Monday, 9 March 2020

There's something about Ianis Hagi you might not have noticed



A barely-noticed incident happened in Braga – and it was extremely telling about Ianis Hagi.

Deep into the second half, the attacker had pretty much the run of the Braga half after a good through ball. Unfortunately as he ran onto the ball, the defender caught him in a sprint and outmuscled him.

This was a huge moment in understanding Ianis Hagi’s strengths and weaknesses.

His strengths are his trickery, skill, creativity, attitude, versatility, balance and workrate.

His weakness is probably the reason that despite his clear quality, he was unable to secure regular first team football in Belgium – pace.

As the stopper outran him, despite Hagi having the head start, the Romanian international demonstrated the biggest part of his game to be a hamstring on his career, the fact he strangely lacks horsepower.

Of course, this is absolutely no bad thing – one of the most gifted players in history, Johan Cruyff basically lacked any kind of pace at all – he made up for that with pure quality, skill and ingenuity.

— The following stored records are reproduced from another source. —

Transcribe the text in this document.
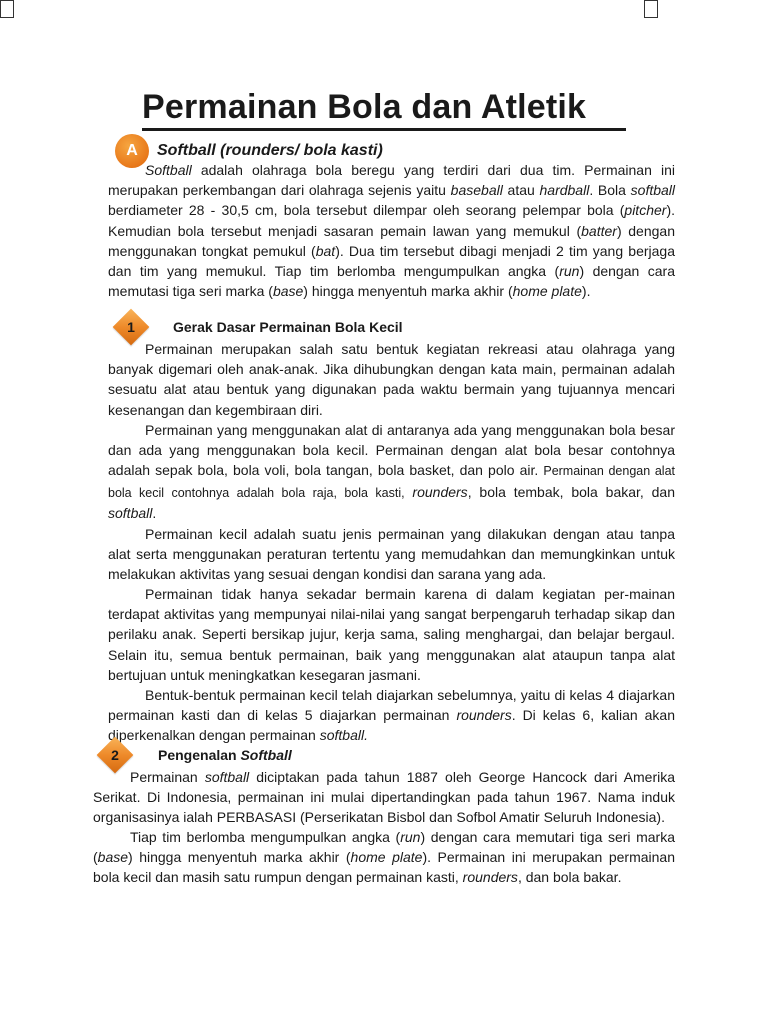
Permainan Bola dan Atletik
A	Softball (rounders/ bola kasti)

Softball adalah olahraga bola beregu yang terdiri dari dua tim. Permainan ini merupakan perkembangan dari olahraga sejenis yaitu baseball atau hardball. Bola softball berdiameter 28 - 30,5 cm, bola tersebut dilempar oleh seorang pelempar bola (pitcher). Kemudian bola tersebut menjadi sasaran pemain lawan yang memukul (batter) dengan menggunakan tongkat pemukul (bat). Dua tim tersebut dibagi menjadi 2 tim yang berjaga dan tim yang memukul. Tiap tim berlomba mengumpulkan angka (run) dengan cara memutasi tiga seri marka (base) hingga menyentuh marka akhir (home plate).

1	Gerak Dasar Permainan Bola Kecil

Permainan merupakan salah satu bentuk kegiatan rekreasi atau olahraga yang banyak digemari oleh anak-anak. Jika dihubungkan dengan kata main, permainan adalah sesuatu alat atau bentuk yang digunakan pada waktu bermain yang tujuannya mencari kesenangan dan kegembiraan diri.

Permainan yang menggunakan alat di antaranya ada yang menggunakan bola besar dan ada yang menggunakan bola kecil. Permainan dengan alat bola besar contohnya adalah sepak bola, bola voli, bola tangan, bola basket, dan polo air. Permainan dengan alat bola kecil contohnya adalah bola raja, bola kasti, rounders, bola tembak, bola bakar, dan softball.

Permainan kecil adalah suatu jenis permainan yang dilakukan dengan atau tanpa alat serta menggunakan peraturan tertentu yang memudahkan dan memungkinkan untuk melakukan aktivitas yang sesuai dengan kondisi dan sarana yang ada.

Permainan tidak hanya sekadar bermain karena di dalam kegiatan per-mainan terdapat aktivitas yang mempunyai nilai-nilai yang sangat berpengaruh terhadap sikap dan perilaku anak. Seperti bersikap jujur, kerja sama, saling menghargai, dan belajar bergaul. Selain itu, semua bentuk permainan, baik yang menggunakan alat ataupun tanpa alat bertujuan untuk meningkatkan kesegaran jasmani.

Bentuk-bentuk permainan kecil telah diajarkan sebelumnya, yaitu di kelas 4 diajarkan permainan kasti dan di kelas 5 diajarkan permainan rounders. Di kelas 6, kalian akan diperkenalkan dengan permainan softball.

2	Pengenalan Softball

Permainan softball diciptakan pada tahun 1887 oleh George Hancock dari Amerika Serikat. Di Indonesia, permainan ini mulai dipertandingkan pada tahun 1967. Nama induk organisasinya ialah PERBASASI (Perserikatan Bisbol dan Sofbol Amatir Seluruh Indonesia).

Tiap tim berlomba mengumpulkan angka (run) dengan cara memutari tiga seri marka (base) hingga menyentuh marka akhir (home plate). Permainan ini merupakan permainan bola kecil dan masih satu rumpun dengan permainan kasti, rounders, dan bola bakar.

You don’t need to be quick to be great.

But the game has moved on a little since the 70s, and while Hagi is a wonderful talent with skill and imagination in abundance, his lack of pace is a bigger crutch to bear for him than it was for the illustrious Dutch master back in the day.

It’s certainly a weakness in his position, attacking midfield, with that extra yard sometimes being the difference between getting your pass or shot away, or being closed down.

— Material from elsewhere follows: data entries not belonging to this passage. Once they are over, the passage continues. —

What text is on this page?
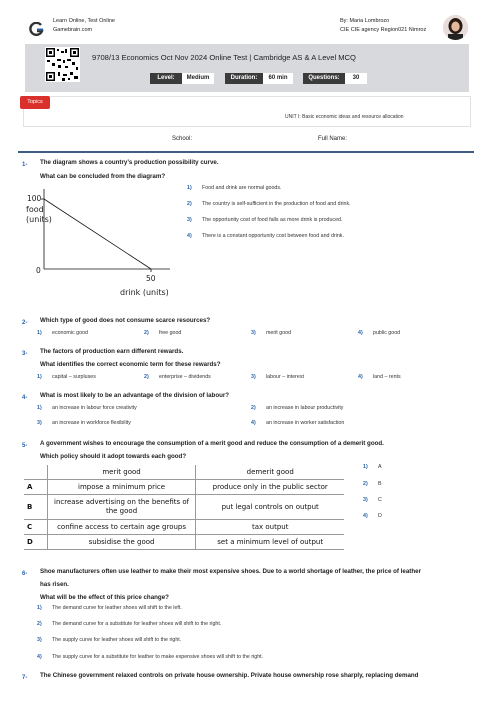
Learn Online, Test Online
Gamebrain.com
By: Maria Lombrozo
CIE CIE agency Region021 Nimroz
9708/13 Economics Oct Nov 2024 Online Test | Cambridge AS & A Level MCQ
Level:	Medium	Duration:	60 min	Questions:	30
Topics
UNIT I: Basic economic ideas and resource allocation
School:	Full Name:
1- The diagram shows a country’s production possibility curve.
What can be concluded from the diagram?
food
(units)
100
0
50
drink (units)
1) Food and drink are normal goods.
2) The country is self-sufficient in the production of food and drink.
3) The opportunity cost of food falls as more drink is produced.
4) There is a constant opportunity cost between food and drink.
2- Which type of good does not consume scarce resources?
1) economic good	2) free good	3) merit good	4) public good
3- The factors of production earn different rewards.
What identifies the correct economic term for these rewards?
1) capital – surpluses	2) enterprise – dividends	3) labour – interest	4) land – rents
4- What is most likely to be an advantage of the division of labour?
1) an increase in labour force creativity	2) an increase in labour productivity
3) an increase in workforce flexibility	4) an increase in worker satisfaction
5- A government wishes to encourage the consumption of a merit good and reduce the consumption of a demerit good.
Which policy should it adopt towards each good?
	merit good	demerit good
A	impose a minimum price	produce only in the public sector
B	increase advertising on the benefits of the good	put legal controls on output
C	confine access to certain age groups	tax output
D	subsidise the good	set a minimum level of output
1) A
2) B
3) C
4) D
6- Shoe manufacturers often use leather to make their most expensive shoes. Due to a world shortage of leather, the price of leather
has risen.
What will be the effect of this price change?
1) The demand curve for leather shoes will shift to the left.
2) The demand curve for a substitute for leather shoes will shift to the right.
3) The supply curve for leather shoes will shift to the right.
4) The supply curve for a substitute for leather to make expensive shoes will shift to the right.
7- The Chinese government relaxed controls on private house ownership. Private house ownership rose sharply, replacing demand
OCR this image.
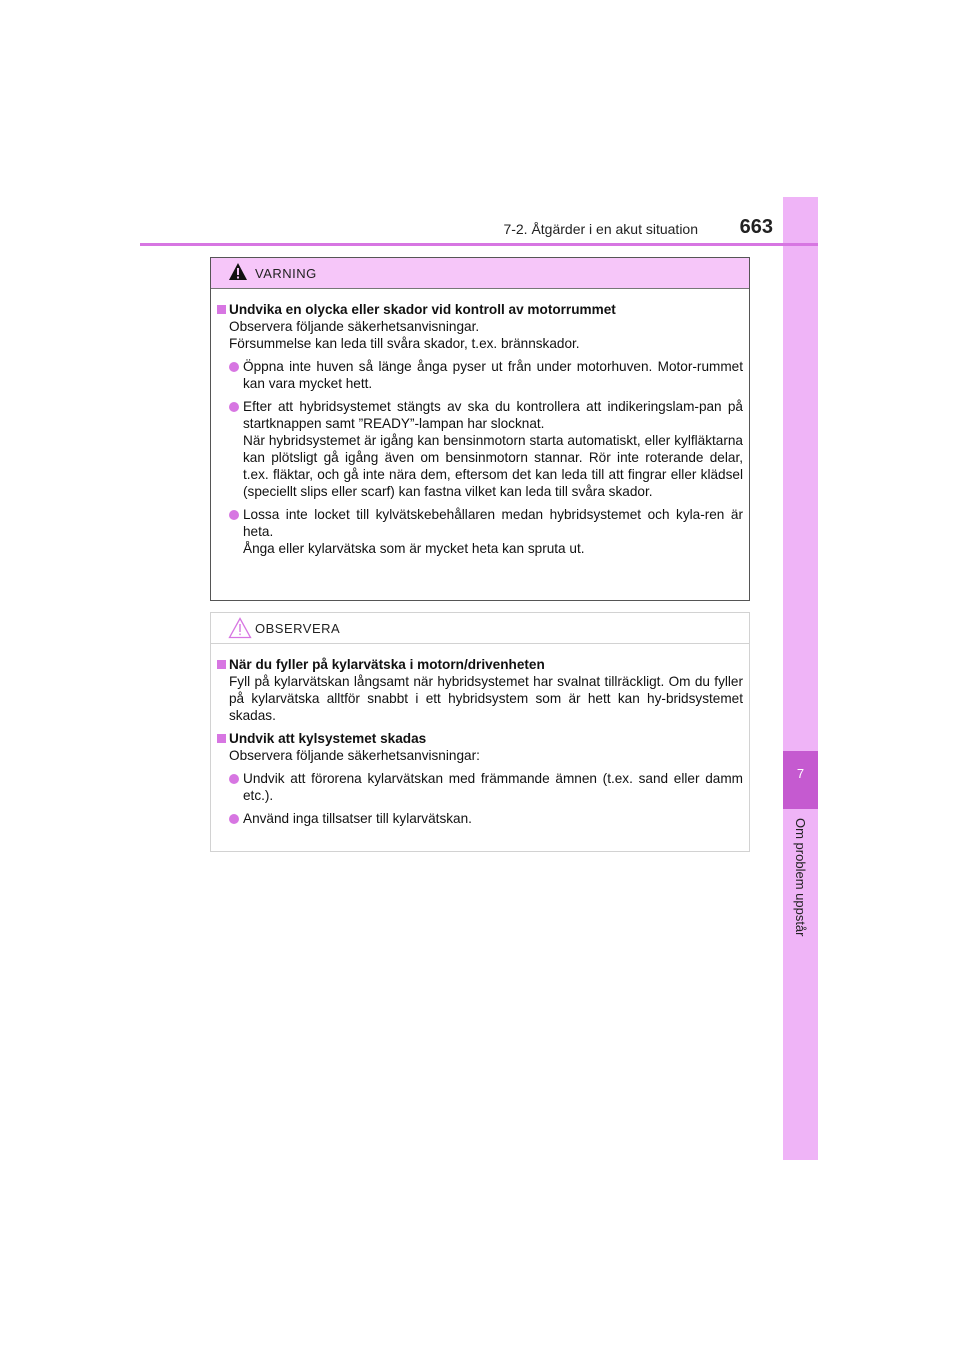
7
Om problem uppstår
7-2. Åtgärder i en akut situation	663
VARNING
Undvika en olycka eller skador vid kontroll av motorrummet
Observera följande säkerhetsanvisningar.
Försummelse kan leda till svåra skador, t.ex. brännskador.

Öppna inte huven så länge ånga pyser ut från under motorhuven. Motor-rummet kan vara mycket hett.

Efter att hybridsystemet stängts av ska du kontrollera att indikeringslam-pan på startknappen samt ”READY”-lampan har slocknat.

När hybridsystemet är igång kan bensinmotorn starta automatiskt, eller kylfläktarna kan plötsligt gå igång även om bensinmotorn stannar. Rör inte roterande delar, t.ex. fläktar, och gå inte nära dem, eftersom det kan leda till att fingrar eller klädsel (speciellt slips eller scarf) kan fastna vilket kan leda till svåra skador.

Lossa inte locket till kylvätskebehållaren medan hybridsystemet och kyla-ren är heta.

Ånga eller kylarvätska som är mycket heta kan spruta ut.

OBSERVERA
När du fyller på kylarvätska i motorn/drivenheten
Fyll på kylarvätskan långsamt när hybridsystemet har svalnat tillräckligt. Om du fyller på kylarvätska alltför snabbt i ett hybridsystem som är hett kan hy-bridsystemet skadas.
Undvik att kylsystemet skadas
Observera följande säkerhetsanvisningar:

Undvik att förorena kylarvätskan med främmande ämnen (t.ex. sand eller damm etc.).

Använd inga tillsatser till kylarvätskan.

But he does make up for it with close control, linkplay, and off-ball running. He makes space for others. And his English is excellent meaning he communicates extremely well. He’s taken to Rangers and the SPL like a duck to water.

Hagi’s recent form, however, has been a little middling (not unlike the whole team), following such a bright start. He has never hidden, and we love his attitude and endeavours.

But for such a talented player to be on a trial loan at Ibrox rather than being a surefire starter at Genk or indeed any bigger club than the Belgians is most likely because his pace could be better.

But it could still lead to Rangers getting a bargain signing, and if used correctly, the livewire forward could be a very special player indeed.